Monitoring cattle closely enables the Hughes to treat them according to their needs. “We can pull performers out, and we punch them along,” Philip says. “We can look at the poor performers and say, ‘What is the problem with that bottom 25 per cent?’ We can question strategies around that, such as changing the feed.” 

For Phillip, the improvement of the land and their system is a work in progress rather than a revolution. “You’re not going to come here and say, ‘Holy hell, these people found the promised land!’ but it’s a positive process,” he says. We measure everything and sit down and think strategically about it. And then intervene where we need to.”

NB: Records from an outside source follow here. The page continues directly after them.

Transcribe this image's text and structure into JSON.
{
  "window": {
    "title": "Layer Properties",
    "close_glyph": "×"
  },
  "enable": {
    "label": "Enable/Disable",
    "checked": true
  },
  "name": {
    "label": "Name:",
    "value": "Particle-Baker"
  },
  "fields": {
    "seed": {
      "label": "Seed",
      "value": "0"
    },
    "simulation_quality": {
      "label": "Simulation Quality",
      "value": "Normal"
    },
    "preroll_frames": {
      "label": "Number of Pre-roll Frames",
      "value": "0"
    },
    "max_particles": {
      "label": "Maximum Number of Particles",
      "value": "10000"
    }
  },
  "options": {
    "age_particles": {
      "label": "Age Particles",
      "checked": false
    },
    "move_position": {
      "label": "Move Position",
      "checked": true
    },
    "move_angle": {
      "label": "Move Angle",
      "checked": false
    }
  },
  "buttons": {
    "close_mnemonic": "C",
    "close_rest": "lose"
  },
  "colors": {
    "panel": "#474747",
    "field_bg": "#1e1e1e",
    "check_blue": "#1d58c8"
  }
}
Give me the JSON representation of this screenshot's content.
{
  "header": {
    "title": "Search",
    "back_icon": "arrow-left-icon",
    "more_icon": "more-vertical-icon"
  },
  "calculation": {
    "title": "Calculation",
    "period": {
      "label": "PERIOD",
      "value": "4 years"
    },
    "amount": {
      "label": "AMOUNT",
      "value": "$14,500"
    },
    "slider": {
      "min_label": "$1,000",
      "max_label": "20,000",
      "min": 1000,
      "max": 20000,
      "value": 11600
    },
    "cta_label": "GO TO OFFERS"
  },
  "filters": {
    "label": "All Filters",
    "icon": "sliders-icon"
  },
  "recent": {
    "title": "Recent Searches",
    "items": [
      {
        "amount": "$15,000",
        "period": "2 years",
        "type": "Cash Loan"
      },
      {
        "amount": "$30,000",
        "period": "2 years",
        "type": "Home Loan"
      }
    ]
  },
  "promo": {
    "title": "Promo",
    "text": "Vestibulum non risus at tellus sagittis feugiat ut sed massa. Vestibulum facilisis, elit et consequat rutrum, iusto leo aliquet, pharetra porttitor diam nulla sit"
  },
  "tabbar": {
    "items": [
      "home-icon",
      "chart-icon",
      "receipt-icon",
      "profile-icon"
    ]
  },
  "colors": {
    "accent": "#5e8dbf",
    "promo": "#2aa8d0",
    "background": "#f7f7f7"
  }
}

The process is one that Anna enjoys. “What excites me is producing a product – in our case cattle – to the very best of our ability using the productivity and analysis tools that we have available to us, while at the same time doing all we can to improve the soil and pastures and environments in which we live,” she says.

“This is an ever-evolving process, of course, so continual education of ourselves and our practices is always something we are on the active lookout for. Using a progressive program like AgriWebb is great for us because we grow together.”